Assembled from press reports and an analysis from the National Taxpayers' Union - a pro-tax-cut group - it added up some of the proposals Kerry has discussed and arrived at $1.1 trillion over five years.

Santorum said the plan would impose tax increases totaling $351 billion and swell the deficit by an additional $738 billion over five years.

"Senator Kerry's budget would have been more fiscally irresponsible" than Bush's, Santorum told reporters. It "would have raised taxes, raised spending and increased the deficit, all of which were things that I think the American people would not like to see happening."

Santorum's mock Kerry budget was a rough sketch that left out some key elements of Kerry's plan, such as his inclusion of health care tax credits for individuals and small businesses - which Thorpe estimates are worth more than $170 billion - and his proposal to save tens of billions by streamlining health care costs.

But Kerry has offered so few details on those and other proposals that it's virtually impossible, economists say, to figure out what his plans would cost.

Kerry is "totally fudging the issue - that's part of my problem with estimating what he is doing," said Robert S. McIntyre, the director of Citizens for Tax Justice, which advocates tax cuts for middle-income people.
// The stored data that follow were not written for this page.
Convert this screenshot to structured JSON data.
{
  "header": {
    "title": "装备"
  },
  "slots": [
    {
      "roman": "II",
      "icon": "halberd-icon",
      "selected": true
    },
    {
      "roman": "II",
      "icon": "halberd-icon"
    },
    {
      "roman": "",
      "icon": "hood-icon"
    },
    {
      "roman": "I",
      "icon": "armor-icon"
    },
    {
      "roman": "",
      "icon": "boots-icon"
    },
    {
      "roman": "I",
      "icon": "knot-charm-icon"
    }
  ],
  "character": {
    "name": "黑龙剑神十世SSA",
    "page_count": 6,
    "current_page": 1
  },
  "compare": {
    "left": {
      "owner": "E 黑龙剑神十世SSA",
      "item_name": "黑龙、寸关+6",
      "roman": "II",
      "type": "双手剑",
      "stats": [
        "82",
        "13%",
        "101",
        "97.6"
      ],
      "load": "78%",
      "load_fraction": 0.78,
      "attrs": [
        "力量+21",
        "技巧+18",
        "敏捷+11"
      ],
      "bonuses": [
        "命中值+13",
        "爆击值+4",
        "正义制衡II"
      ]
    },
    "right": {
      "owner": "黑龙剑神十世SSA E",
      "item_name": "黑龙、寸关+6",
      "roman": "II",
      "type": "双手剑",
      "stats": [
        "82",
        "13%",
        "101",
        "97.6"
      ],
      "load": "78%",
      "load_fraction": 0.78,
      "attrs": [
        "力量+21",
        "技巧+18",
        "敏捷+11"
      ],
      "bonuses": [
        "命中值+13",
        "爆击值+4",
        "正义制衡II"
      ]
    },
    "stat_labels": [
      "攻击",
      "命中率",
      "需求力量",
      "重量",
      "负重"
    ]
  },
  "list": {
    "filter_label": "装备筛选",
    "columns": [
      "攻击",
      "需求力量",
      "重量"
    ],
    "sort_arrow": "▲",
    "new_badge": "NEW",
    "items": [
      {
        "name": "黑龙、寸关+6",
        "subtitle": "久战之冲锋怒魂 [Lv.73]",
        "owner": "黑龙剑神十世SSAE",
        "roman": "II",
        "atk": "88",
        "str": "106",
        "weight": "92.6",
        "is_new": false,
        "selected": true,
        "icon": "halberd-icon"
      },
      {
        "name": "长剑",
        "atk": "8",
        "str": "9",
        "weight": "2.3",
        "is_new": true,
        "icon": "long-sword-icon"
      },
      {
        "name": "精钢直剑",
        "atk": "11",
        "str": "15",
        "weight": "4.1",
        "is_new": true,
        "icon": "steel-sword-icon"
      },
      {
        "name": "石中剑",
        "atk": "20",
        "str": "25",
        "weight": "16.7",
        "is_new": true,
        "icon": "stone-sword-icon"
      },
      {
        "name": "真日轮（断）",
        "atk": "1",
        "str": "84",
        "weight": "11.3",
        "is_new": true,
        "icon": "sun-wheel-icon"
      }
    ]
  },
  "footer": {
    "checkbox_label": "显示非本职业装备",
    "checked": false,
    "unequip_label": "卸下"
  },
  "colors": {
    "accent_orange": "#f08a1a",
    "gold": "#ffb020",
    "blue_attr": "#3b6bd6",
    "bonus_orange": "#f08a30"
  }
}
"But the Bush folks must have a crystal ball," McIntyre added, calling the president's projections of how much Kerry's proposals would cost something fit for "the comedy channel."

At this stage, budget analysts say, Kerry can benefit from keeping his tax and spending plans sketchy a while longer.

"The administration is at a disadvantage, because they have to put out a budget that we can all look at and comb over and laugh at, whereas Kerry can sort of put forth a broad mosaic of what he wants to do" said Robert L. Bixby, the executive director of the Concord Coalition, a budget watchdog group.

Republicans' latest tactics, Bixby said, are "in some ways an attempt to smoke him out."